Desesperada, tuve que recurrir a uno de sus muchos protectores, el general Scott, el de las cebollas, que atendiendo a mis súplicas por un alcohólico, le buscó un destino militar: Fort Lincoln. George no pudo negarse a aceptarlo: aquél era el único camino hacia la gloria. Ahora serían los indios quienes tendrían que soportar su buena estrella, pensé. Ellos eran los verdaderos americanos de Estados Unidos y los estábamos expulsando de sus ancestrales tierras y exterminando sin piedad. 

Tuve que ir con él; como siempre, una mujer es la sombra de su marido. Al menos dejó de beber, pero en la cama seguía siendo un incapaz. No pude sino sospechar de las miraditas que lanzaba a los pantalones ajustados de los soldados y de la melenita que se dejó; también recordé lo simpático que lograba resultar a todos los hombres cuyos favores necesitaba. Lo peor de todo era tener que sonreír y responderle que sí cada vez que abrazándome me preguntaba si era feliz. Muy tontas tenemos que ser las mujeres para tolerar algo así.

Pero al menos ahora estaba entretenido limpiando la frontera de indios; parece que los hombres solo se divierten y arreglan sus diferencias vertiendo la sangre ajena con la coartada de banderines o crucifijos. Gracias a sus oficiales y a utilizar a cientos de sus hombres como blanco de flecha, forjó el mito del Séptimo de Caballería; el salvífico toque de trompeta, el estandarte sobre el polvo, el fragor de las armas al galope…

Se firmó un tratado de paz con Caballo Loco, el Gran Jefe de los sioux, según el que nos cedían su territorio a excepción de las Colinas Negras, su tierra sagrada. Pero un contrato firmado con los blancos es hoja de otoño, y como al Ferrocarril le interesaba aquella región, distribuyeron el falso rumor de que allí había yacimientos de oro, con lo que millares de blancos sucumbieron a la fiebre y profanaron las Colinas Negras. Así que Caballo Loco relinchó de furia y encabezó la rebelión de una alianza de tribus.

Entonces George tuvo su último golpe de suerte, solo que esta vez le impactó demasiado fuerte.
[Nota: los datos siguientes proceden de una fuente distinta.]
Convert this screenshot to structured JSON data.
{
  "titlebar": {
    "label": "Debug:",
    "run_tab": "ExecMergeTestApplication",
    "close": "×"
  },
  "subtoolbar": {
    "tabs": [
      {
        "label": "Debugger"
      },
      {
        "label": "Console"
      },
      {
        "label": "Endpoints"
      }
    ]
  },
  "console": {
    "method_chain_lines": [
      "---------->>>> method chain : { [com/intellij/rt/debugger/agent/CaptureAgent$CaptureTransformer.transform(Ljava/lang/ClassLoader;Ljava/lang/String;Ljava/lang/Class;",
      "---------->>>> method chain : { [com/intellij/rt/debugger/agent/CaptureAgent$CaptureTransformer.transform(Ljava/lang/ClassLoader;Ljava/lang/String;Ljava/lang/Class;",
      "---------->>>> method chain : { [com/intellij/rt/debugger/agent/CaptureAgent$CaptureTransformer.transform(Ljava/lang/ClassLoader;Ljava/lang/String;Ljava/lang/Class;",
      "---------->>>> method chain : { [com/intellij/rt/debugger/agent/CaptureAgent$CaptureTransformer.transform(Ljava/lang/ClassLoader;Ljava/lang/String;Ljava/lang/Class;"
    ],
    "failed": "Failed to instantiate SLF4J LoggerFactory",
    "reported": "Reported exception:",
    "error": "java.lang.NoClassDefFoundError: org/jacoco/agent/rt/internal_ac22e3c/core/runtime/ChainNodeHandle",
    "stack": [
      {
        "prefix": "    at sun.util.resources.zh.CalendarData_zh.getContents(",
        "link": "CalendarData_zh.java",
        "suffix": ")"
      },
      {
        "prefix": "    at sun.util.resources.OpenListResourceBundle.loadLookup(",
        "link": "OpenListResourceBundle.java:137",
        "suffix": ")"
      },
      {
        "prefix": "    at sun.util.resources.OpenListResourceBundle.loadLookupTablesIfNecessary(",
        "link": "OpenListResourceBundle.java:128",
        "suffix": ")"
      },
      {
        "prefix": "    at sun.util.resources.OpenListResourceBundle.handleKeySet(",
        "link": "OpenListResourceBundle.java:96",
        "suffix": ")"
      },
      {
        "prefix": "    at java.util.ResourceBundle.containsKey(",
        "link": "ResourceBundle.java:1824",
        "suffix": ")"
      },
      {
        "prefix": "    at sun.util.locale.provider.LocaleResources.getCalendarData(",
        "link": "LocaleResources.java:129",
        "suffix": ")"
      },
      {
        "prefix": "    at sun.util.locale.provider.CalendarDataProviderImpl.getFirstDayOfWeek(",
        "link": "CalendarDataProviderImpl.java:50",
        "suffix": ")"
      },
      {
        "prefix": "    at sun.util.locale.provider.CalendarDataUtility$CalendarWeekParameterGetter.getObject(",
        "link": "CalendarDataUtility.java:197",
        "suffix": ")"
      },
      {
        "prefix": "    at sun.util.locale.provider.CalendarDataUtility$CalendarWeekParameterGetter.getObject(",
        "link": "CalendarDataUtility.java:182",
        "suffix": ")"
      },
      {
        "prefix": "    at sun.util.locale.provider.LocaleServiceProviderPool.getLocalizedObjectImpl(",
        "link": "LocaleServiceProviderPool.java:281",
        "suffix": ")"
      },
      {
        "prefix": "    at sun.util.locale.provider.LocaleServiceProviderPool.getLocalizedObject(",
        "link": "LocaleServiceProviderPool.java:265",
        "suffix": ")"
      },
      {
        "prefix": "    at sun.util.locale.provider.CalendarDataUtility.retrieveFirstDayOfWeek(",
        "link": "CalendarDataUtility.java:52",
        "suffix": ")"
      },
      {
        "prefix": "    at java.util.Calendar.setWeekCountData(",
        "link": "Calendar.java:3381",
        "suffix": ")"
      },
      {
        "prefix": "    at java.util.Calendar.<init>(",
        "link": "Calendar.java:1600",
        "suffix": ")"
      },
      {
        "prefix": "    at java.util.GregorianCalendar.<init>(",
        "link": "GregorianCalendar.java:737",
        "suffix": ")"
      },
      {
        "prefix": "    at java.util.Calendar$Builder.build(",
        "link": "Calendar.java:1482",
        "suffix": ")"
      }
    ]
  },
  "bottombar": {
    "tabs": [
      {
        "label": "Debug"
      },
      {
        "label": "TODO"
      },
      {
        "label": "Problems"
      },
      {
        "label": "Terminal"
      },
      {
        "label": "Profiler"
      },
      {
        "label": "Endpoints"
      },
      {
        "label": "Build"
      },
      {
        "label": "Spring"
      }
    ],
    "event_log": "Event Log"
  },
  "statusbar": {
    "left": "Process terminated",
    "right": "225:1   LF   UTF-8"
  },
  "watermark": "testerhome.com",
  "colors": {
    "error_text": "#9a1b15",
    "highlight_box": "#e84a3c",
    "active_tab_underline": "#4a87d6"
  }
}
Con su clásica desfachatez se coló en el mismísimo despacho del presidente Grant y lo cameló para que lo librara del Consejo de Guerra que tenía pendiente por agredir a Taipe y Sharp –a quienes odiaba desde West Point y a la sazón eran representantes del gobierno- y le encomendara el mando supremo contra los indios. En toda crisis es típico entregar la suerte de un país entero a la de cualquier imbécil.

Por desgracia, el resto de la historia pertenece a la mayor infamia infligida al Ejército de los Estados Unidos: Little Bighorn, la última chapuza de mi marido. Se mostró tan inepto como de costumbre, solo que esta vez no se elevaron las alas ni las olas de la Fortuna a socorrerlo y depositarlo en la orilla. El problema es que con él cayeron miles que sufrieron las consecuencias de su temeridad, el disfraz de su osadía y su desfachatez. 

Como no me dejaron contar nada, en las conmemoraciones póstumas me estallaron las glándulas de la furia, empecé a sudar por cada poro de mi piel y hasta ahora que he dicho la verdad no he parado de sudar caudalosos ríos de incomprensión e ira.

 Recuerdo que las autoridades tuvieron que taparse la nariz con pañuelos tan grandes como aquellas malditas banderas y algunos se desmayaron por el olor, que parecía emanar del cuerpo de mi marido anticipando su descomposición a marchas forzadas, como si quisiera encabezar al Séptimo de Caballería entrando en el Infierno y la condenación eterna.